Modeling the biological cost of cousin alliance on human population genetics (#51)
Elsa G Guillot
1
,
Martin L Hazelton
2
,
Tatiana M Karafet
3
,
J Stephen Lansing
4
,
Herawari Sudoyo
5
,
Murray P Cox
2
- DEE, Université de Lausanne, Lausanne, Switzerland
- Massey University, Palmerston North, New Zealand
- University of Arizona, Tucson, USA
- Complexity Institute, Nanyang Technological University, Singapore
- Eijkman Institute, Jakarta, Indonesia
Population genetics has opened a new era of population history reconstruction, developing methods to infer past migration, settlement and admixture from DNA. Relying on simple models, these reconstructions always assumed random mating within population. However social-anthropology tells us that humans, modern and ancient, live in societies constrained by non random-mating, made of taboo and preferred alliance.

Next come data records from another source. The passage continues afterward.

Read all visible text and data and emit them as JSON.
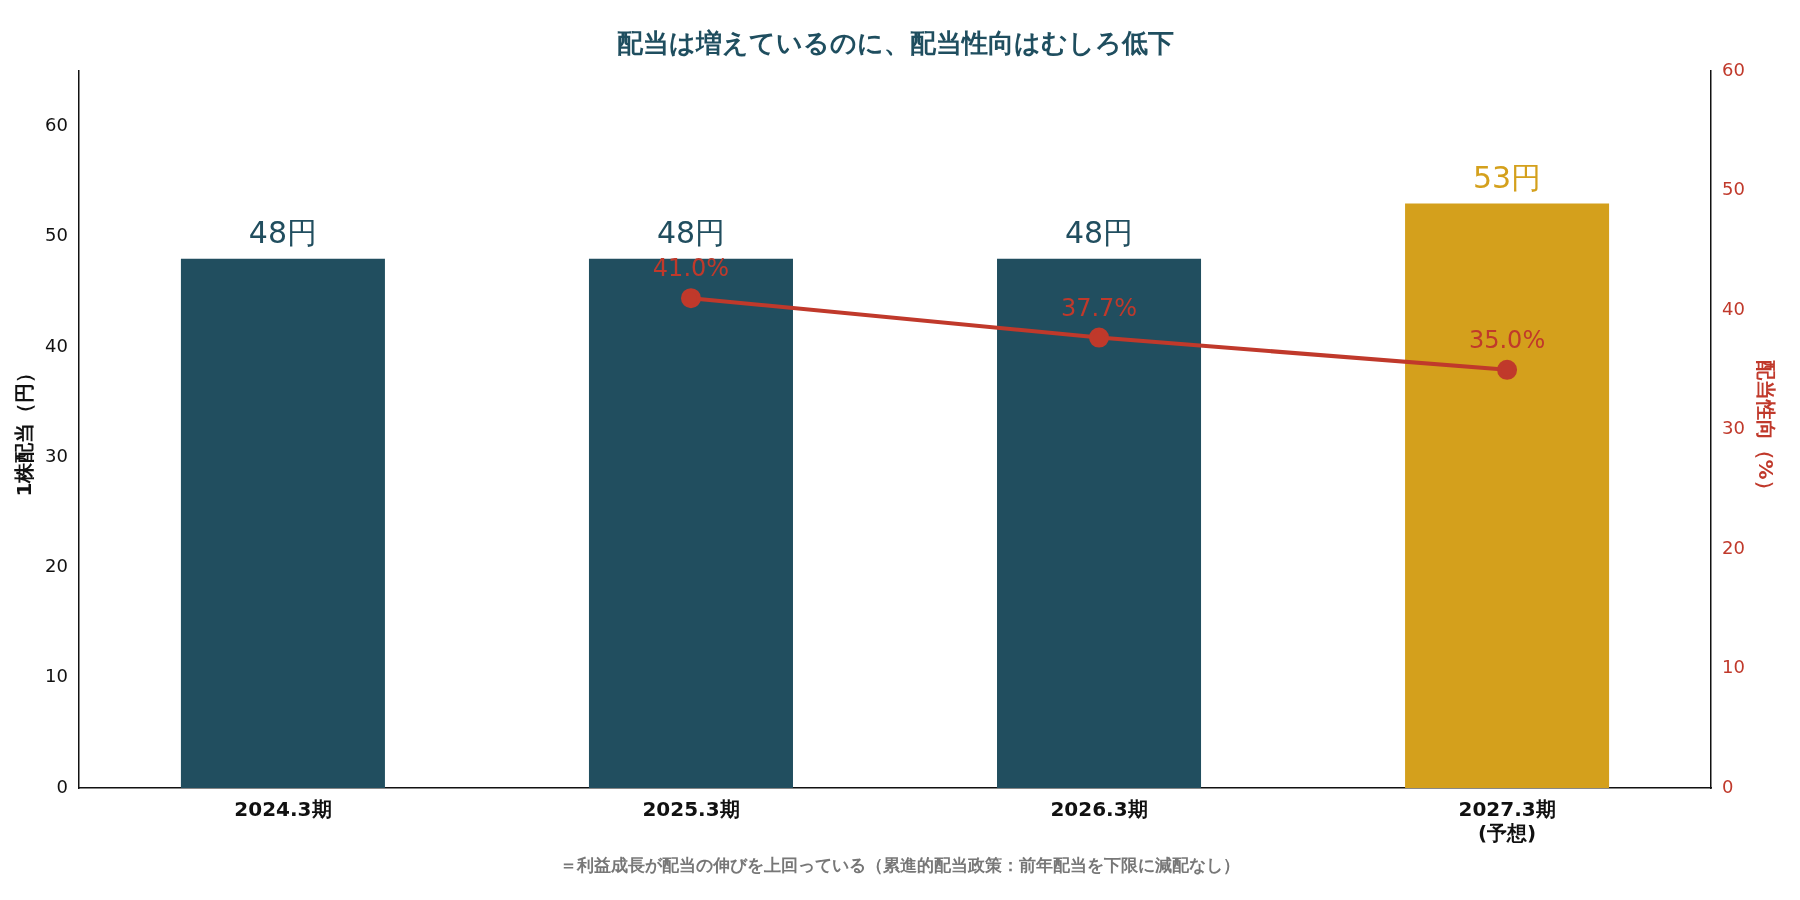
{
  "chart_data": {
    "type": "bar",
    "title": "配当は増えているのに、配当性向はむしろ低下",
    "categories": [
      "2024.3期",
      "2025.3期",
      "2026.3期",
      "2027.3期\n(予想)"
    ],
    "ylabel": "1株配当（円）",
    "y2label": "配当性向（%）",
    "series": [
      {
        "colors": [
          "#214e5f",
          "#214e5f",
          "#214e5f",
          "#d4a01c"
        ],
        "values": [
          48,
          48,
          48,
          53
        ],
        "value_labels": [
          "48円",
          "48円",
          "48円",
          "53円"
        ]
      },
      {
        "type": "line",
        "axis": "y2",
        "color": "#c0392b",
        "marker": "circle",
        "values": [
          null,
          41.0,
          37.7,
          35.0
        ],
        "value_labels": [
          null,
          "41.0%",
          "37.7%",
          "35.0%"
        ]
      }
    ],
    "ylim": [
      0,
      65
    ],
    "yticks": [
      0,
      10,
      20,
      30,
      40,
      50,
      60
    ],
    "y2lim": [
      0,
      60
    ],
    "y2ticks": [
      0,
      10,
      20,
      30,
      40,
      50,
      60
    ],
    "grid": false,
    "legend": false,
    "annotations": [
      "＝利益成長が配当の伸びを上回っている（累進的配当政策：前年配当を下限に減配なし）"
    ]
  }
}
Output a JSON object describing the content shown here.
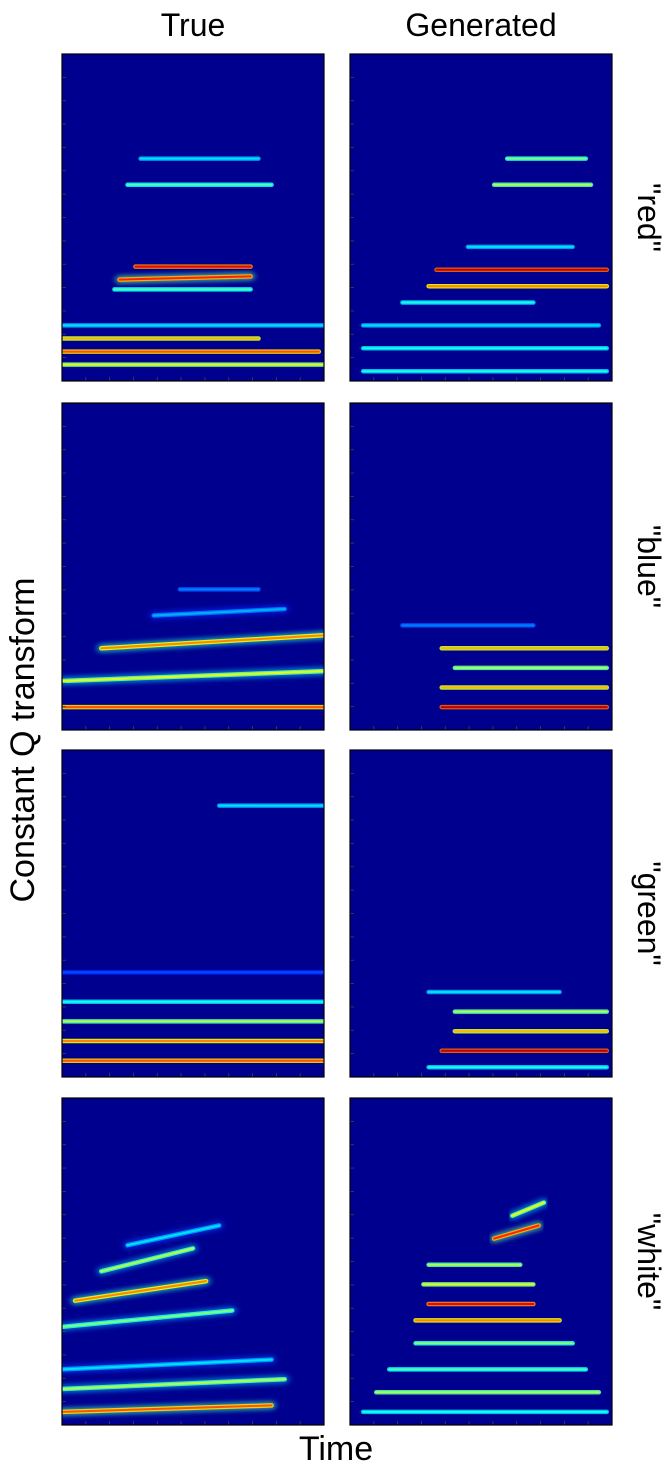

Are these social constraints imposing a biological cost via inbreeding? Can we explain the emergence of particular marriage rules? Should population genetics methods be corrected for non random mating in humans?
We explore the effect of a specific cousin alliance system on human population genetics using a new simulation tool (SMARTPOP). This permits to simulate a vast range of social, genetic and demographic parameters to quantitatively model the effect on genetics. We also investigate the ability of our simulations to infer the social history of small population, using empirical genetic data, in an Approximate Bayesian Computation framework.